Le football profite de la richesse de cet immense pays (il est le neuvième plus grand pays du monde et a la superficie de l’Europe de l’Ouest). "Nous sommes en train de construire beaucoup d’académies de football. Je ne le cache pas : les joueurs gagnent bien leur vie dans le championnat kazakh, la Premjer Liga . Pendant deux saisons, j’ai été le coéquipier du grand Andreï Arshavin à Kairat, mon ancien club. L’ancienne star d’Arsenal y a relancé sa carrière. Il était le meilleur joueur du championnat et surtout le plus intelligent. Combien il gagnait (Rires) ? Je ne sais pas."

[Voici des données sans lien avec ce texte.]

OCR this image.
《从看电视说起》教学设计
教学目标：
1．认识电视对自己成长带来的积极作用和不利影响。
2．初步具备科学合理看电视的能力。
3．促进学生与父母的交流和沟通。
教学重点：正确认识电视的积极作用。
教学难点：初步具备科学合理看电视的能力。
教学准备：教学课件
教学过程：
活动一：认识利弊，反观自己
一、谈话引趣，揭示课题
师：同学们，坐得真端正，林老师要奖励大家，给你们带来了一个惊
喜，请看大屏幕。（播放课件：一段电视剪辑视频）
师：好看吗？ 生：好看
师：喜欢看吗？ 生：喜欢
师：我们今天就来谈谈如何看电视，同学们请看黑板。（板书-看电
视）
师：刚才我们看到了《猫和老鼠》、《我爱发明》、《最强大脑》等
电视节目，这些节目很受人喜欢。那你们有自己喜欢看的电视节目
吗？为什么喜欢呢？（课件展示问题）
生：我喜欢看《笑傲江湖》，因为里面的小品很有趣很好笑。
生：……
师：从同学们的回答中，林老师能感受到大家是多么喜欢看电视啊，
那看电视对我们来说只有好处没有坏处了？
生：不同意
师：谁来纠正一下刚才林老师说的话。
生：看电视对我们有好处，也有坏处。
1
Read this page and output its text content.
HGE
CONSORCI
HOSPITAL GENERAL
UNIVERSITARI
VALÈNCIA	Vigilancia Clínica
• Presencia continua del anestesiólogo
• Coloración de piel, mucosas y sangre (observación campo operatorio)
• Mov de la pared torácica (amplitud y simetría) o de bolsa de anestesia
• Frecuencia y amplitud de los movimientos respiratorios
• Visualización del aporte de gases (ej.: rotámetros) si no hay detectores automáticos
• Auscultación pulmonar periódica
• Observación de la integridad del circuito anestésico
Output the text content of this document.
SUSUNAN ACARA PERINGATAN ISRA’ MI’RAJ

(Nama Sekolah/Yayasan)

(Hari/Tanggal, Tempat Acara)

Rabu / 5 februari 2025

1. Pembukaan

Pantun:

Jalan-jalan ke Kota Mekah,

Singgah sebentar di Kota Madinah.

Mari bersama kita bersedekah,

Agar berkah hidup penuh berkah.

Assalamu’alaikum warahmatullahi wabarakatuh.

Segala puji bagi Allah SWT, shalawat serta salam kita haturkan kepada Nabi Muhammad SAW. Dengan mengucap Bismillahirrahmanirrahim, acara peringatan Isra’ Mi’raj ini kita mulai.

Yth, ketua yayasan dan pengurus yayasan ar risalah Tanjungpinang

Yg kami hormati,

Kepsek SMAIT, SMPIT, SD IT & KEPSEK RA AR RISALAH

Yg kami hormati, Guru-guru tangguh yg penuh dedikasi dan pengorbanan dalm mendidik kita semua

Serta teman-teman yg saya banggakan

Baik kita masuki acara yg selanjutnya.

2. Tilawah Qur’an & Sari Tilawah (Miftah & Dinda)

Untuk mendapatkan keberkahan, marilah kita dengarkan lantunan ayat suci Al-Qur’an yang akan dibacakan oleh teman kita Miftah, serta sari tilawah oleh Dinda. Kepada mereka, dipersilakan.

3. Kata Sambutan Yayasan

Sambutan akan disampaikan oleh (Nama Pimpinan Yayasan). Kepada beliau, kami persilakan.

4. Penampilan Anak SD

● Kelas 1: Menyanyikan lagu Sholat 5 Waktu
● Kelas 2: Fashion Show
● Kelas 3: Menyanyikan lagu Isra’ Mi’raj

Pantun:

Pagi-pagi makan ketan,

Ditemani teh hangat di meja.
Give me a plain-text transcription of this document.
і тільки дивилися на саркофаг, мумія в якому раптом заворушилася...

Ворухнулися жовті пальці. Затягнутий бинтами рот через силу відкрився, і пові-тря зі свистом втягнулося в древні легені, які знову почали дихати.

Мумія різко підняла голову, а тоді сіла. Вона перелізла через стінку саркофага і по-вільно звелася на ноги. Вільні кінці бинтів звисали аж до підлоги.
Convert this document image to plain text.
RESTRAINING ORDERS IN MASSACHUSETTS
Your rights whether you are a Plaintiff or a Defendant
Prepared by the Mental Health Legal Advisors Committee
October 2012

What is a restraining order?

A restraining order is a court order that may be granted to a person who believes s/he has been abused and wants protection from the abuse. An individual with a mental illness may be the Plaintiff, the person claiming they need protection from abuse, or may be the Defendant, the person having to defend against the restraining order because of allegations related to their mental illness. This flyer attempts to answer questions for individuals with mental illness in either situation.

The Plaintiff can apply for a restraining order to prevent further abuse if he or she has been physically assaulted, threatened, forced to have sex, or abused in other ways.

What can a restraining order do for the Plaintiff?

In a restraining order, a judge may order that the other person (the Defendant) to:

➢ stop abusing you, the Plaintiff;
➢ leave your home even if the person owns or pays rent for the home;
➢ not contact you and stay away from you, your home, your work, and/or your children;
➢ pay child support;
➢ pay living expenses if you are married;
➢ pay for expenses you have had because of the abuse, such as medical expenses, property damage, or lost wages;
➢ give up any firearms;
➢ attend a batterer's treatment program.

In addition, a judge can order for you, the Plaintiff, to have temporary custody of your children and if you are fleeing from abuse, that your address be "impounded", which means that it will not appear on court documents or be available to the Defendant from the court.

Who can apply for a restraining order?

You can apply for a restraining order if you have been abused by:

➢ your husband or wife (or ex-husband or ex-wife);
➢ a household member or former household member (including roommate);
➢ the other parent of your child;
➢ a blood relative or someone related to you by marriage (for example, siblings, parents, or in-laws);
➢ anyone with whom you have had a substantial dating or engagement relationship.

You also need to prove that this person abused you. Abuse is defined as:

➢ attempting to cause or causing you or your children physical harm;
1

Les gros salaires du championnat local expliquent en partie pourquoi 20 des 22 internationaux (le plus jeune évolue en Russie) jouent encore au Kazakhstan. "Mais il y a aussi une autre explication", dit Vorogovskiy. "Le Kazakhstan est trop loin pour les scouts européens. Ils ne suivent pas notre Premjer Liga , qui n’est pas considérée comme attrayante. On ne tape à l’œil que quand on élimine l’AZ en Ligue Europa, comme on a fait l’année passée (2-0 à Kairat, 2-1 à Alkmaar). Ou quand on joue avec l’équipe nationale contre la Belgique."
Son transfert au Beerschot, Vorogovskiy le doit à son match du 8 juin au Stade Roi Baudouin (3-0). "Un agent a contacté mon agent et j’ai tenté l’aventure. Je gagne pourtant moins d’argent au Beerschot qu’au Kazakhstan, mais je veux réussir une carrière en Europe. De plus, je veux montrer l’exemple aux jeunes talents du Kazakhstan : osez partir à l’étranger ! Arshavin est actuellement consultant télé pour une chaîne russe. Il m’a félicité pour mon transfert et m’a donné raison d’avoir signé en Belgique."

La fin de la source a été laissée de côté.